5. The polyurethane of claim 2 wherein the stabilizers are both N-(2,2,6,6-tetramethy1-4- piperdinyl)-N-hydroxybenzene propionic hydrazide and 3,5 ditertiary butyl-4-hydroxy benzene propionic hydrazide.

6. The polyurethane of claim 2 wherein the hydroxy functional ethylenically unsaturated monomer is taken from the classes of acrylates, methacrylates, acrylamides, methacrylamides, maleates and vinyl ethers.

7. A coating composition that comprises: (i) about 10 to about 90% weight percent based on total weight of the coating composition, of an unsaturated polyurethane having a number average molecular weight of about 1,000 to about 10,000 daltons, being the reaction product of a prepolymer having a number average molecular weight of about 400 to about 2,000 daltons, a diisocyanate and a hydroxy functional unsaturated monomer, (ii) about 0.01 to about 25 weight percent, based on total weight of the coating composition, of a polyurethane having on at least one end an unsaturated moiety and on another end, the bound antioxidant, having a number average molecular weight of about 1,000 to about 10,000 daltons being the reaction product of an isocyanate terminated prepolymer having a number average molecular weight of about 500 to about 4,000 daltons, an eguimolar mixture of hydroxy functional unsaturated monomer and an antioxidant containing a functional group capable of reacting with an isocyanate, (iii) about 0.01 to about 25 weight percent, based on the total weight of the coating composition of a polyurethane having on at least one end an ethylenically unsaturated group and on another, a bound light stabilizer moiety having a number average molecular weight of about 1,000 to about 10,000 daltons being the reaction product of an isocyanate terminated prepolymer having a number average molecular weight of about 500 to about 4,000 daltons, an eguimolar mixture of hydroxy functional ethylenically unsaturated monomer and a light stabilizing compound having a functional group capable of reacting with an isocyanate group; and (iv) about 5 to about 80 weight percent, based on the total weight of the coating composition, of at least one unsaturated compound.
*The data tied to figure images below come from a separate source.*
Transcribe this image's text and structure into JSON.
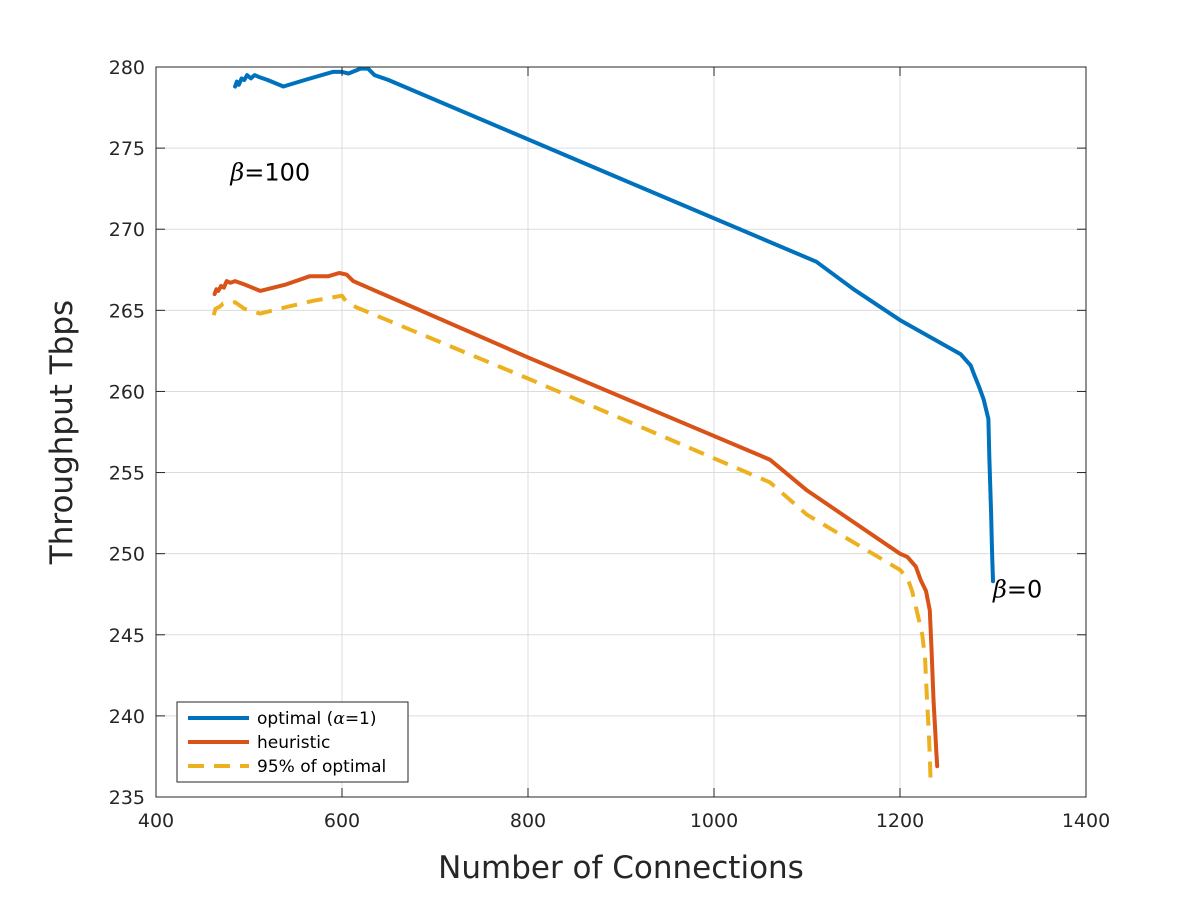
{
  "chart_data": {
    "type": "line",
    "xlabel": "Number of Connections",
    "ylabel": "Throughput Tbps",
    "xlim": [
      400,
      1400
    ],
    "ylim": [
      235,
      280
    ],
    "xticks": [
      400,
      600,
      800,
      1000,
      1200,
      1400
    ],
    "yticks": [
      235,
      240,
      245,
      250,
      255,
      260,
      265,
      270,
      275,
      280
    ],
    "grid": true,
    "legend_position": "bottom-left",
    "series": [
      {
        "name": "optimal (α=1)",
        "name_parts": [
          "optimal (",
          "α",
          "=1)"
        ],
        "color": "#0072BD",
        "dash": "solid",
        "points": [
          [
            485,
            278.8
          ],
          [
            487,
            279.1
          ],
          [
            489,
            278.9
          ],
          [
            492,
            279.3
          ],
          [
            495,
            279.2
          ],
          [
            498,
            279.5
          ],
          [
            502,
            279.3
          ],
          [
            506,
            279.5
          ],
          [
            510,
            279.4
          ],
          [
            520,
            279.2
          ],
          [
            537,
            278.8
          ],
          [
            560,
            279.2
          ],
          [
            590,
            279.7
          ],
          [
            600,
            279.7
          ],
          [
            607,
            279.6
          ],
          [
            620,
            279.9
          ],
          [
            628,
            279.9
          ],
          [
            635,
            279.5
          ],
          [
            650,
            279.2
          ],
          [
            900,
            273.1
          ],
          [
            1110,
            268.0
          ],
          [
            1150,
            266.3
          ],
          [
            1200,
            264.4
          ],
          [
            1265,
            262.3
          ],
          [
            1276,
            261.6
          ],
          [
            1280,
            261.0
          ],
          [
            1285,
            260.3
          ],
          [
            1290,
            259.5
          ],
          [
            1295,
            258.3
          ],
          [
            1296,
            256.0
          ],
          [
            1298,
            252.5
          ],
          [
            1299,
            250.0
          ],
          [
            1300,
            248.3
          ]
        ]
      },
      {
        "name": "heuristic",
        "color": "#D95319",
        "dash": "solid",
        "points": [
          [
            463,
            266.0
          ],
          [
            465,
            266.3
          ],
          [
            467,
            266.2
          ],
          [
            470,
            266.5
          ],
          [
            473,
            266.4
          ],
          [
            476,
            266.8
          ],
          [
            480,
            266.7
          ],
          [
            485,
            266.8
          ],
          [
            495,
            266.6
          ],
          [
            512,
            266.2
          ],
          [
            540,
            266.6
          ],
          [
            565,
            267.1
          ],
          [
            585,
            267.1
          ],
          [
            597,
            267.3
          ],
          [
            605,
            267.2
          ],
          [
            612,
            266.8
          ],
          [
            800,
            262.1
          ],
          [
            1060,
            255.8
          ],
          [
            1100,
            253.9
          ],
          [
            1200,
            250.0
          ],
          [
            1208,
            249.8
          ],
          [
            1217,
            249.2
          ],
          [
            1222,
            248.4
          ],
          [
            1228,
            247.7
          ],
          [
            1232,
            246.5
          ],
          [
            1234,
            244.0
          ],
          [
            1236,
            241.0
          ],
          [
            1238,
            239.0
          ],
          [
            1239,
            237.8
          ],
          [
            1240,
            236.9
          ]
        ]
      },
      {
        "name": "95% of optimal",
        "color": "#EDB120",
        "dash": "dashed",
        "points": [
          [
            462,
            264.7
          ],
          [
            464,
            265.1
          ],
          [
            468,
            265.2
          ],
          [
            472,
            265.4
          ],
          [
            478,
            265.4
          ],
          [
            485,
            265.5
          ],
          [
            495,
            265.1
          ],
          [
            512,
            264.8
          ],
          [
            540,
            265.2
          ],
          [
            570,
            265.6
          ],
          [
            590,
            265.8
          ],
          [
            600,
            265.9
          ],
          [
            605,
            265.5
          ],
          [
            615,
            265.2
          ],
          [
            800,
            260.8
          ],
          [
            1060,
            254.4
          ],
          [
            1100,
            252.4
          ],
          [
            1200,
            249.0
          ],
          [
            1208,
            248.5
          ],
          [
            1213,
            247.7
          ],
          [
            1220,
            246.0
          ],
          [
            1224,
            245.0
          ],
          [
            1227,
            243.5
          ],
          [
            1229,
            241.0
          ],
          [
            1231,
            239.0
          ],
          [
            1232,
            237.5
          ],
          [
            1233,
            235.8
          ]
        ]
      }
    ],
    "annotations": [
      {
        "symbol": "β",
        "text": "=100",
        "x": 480,
        "y": 273.5
      },
      {
        "symbol": "β",
        "text": "=0",
        "x": 1300,
        "y": 247.8
      }
    ]
  }
}
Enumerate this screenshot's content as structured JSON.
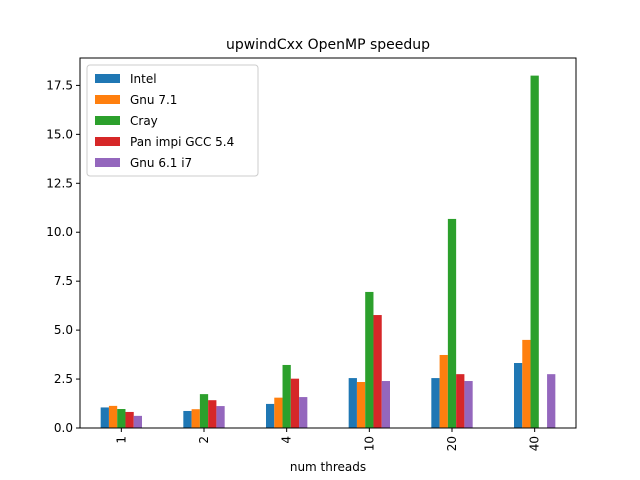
{
  "chart_data": {
    "type": "bar",
    "title": "upwindCxx OpenMP speedup",
    "xlabel": "num threads",
    "ylabel": "",
    "categories": [
      "1",
      "2",
      "4",
      "10",
      "20",
      "40"
    ],
    "ylim": [
      0,
      18.9
    ],
    "yticks": [
      0.0,
      2.5,
      5.0,
      7.5,
      10.0,
      12.5,
      15.0,
      17.5
    ],
    "ytick_labels": [
      "0.0",
      "2.5",
      "5.0",
      "7.5",
      "10.0",
      "12.5",
      "15.0",
      "17.5"
    ],
    "x_tick_rotation": "vertical",
    "grid": false,
    "legend_position": "top-left",
    "series": [
      {
        "name": "Intel",
        "color": "#1f77b4",
        "values": [
          1.05,
          0.87,
          1.23,
          2.55,
          2.55,
          3.32
        ]
      },
      {
        "name": "Gnu 7.1",
        "color": "#ff7f0e",
        "values": [
          1.13,
          0.96,
          1.55,
          2.35,
          3.73,
          4.5
        ]
      },
      {
        "name": "Cray",
        "color": "#2ca02c",
        "values": [
          0.97,
          1.73,
          3.22,
          6.95,
          10.68,
          18.0
        ]
      },
      {
        "name": "Pan impi GCC 5.4",
        "color": "#d62728",
        "values": [
          0.82,
          1.42,
          2.52,
          5.77,
          2.75,
          0
        ]
      },
      {
        "name": "Gnu 6.1 i7",
        "color": "#9467bd",
        "values": [
          0.62,
          1.12,
          1.58,
          2.4,
          2.4,
          2.75
        ]
      }
    ]
  }
}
8. The coating composition of claim 7 wherein the stabilizer is N-(2,2,6,6,-tetramethyl-4- piperidinyl)-N-hydroxybenzenepropionic hydrazide.

9. The coating composition of claim 7 wherein the stabilizer is 3,5 ditertiary but l-4-hydroxybenzene propionic hydrazide.

10. The coating composition of claim 7 wherein the stabilizers are N-(2,2,6,6-tetramethyl-4- piperdinyl)-N-hydroxybenzene propionic hydrazide and 3,5 ditertiary butyl-4-hydroxy benzene propionic hydrazide.

11. The coating composition of claim 7 wherein the hydroxy functional ethylenically unsaturated monomers are taken from the classes of acrylates, methacrylates, acrylamides, methacrylamides, maleates and vinyl ethers.

12. The coating composition of claim 6 that further comprises a photoinitiator.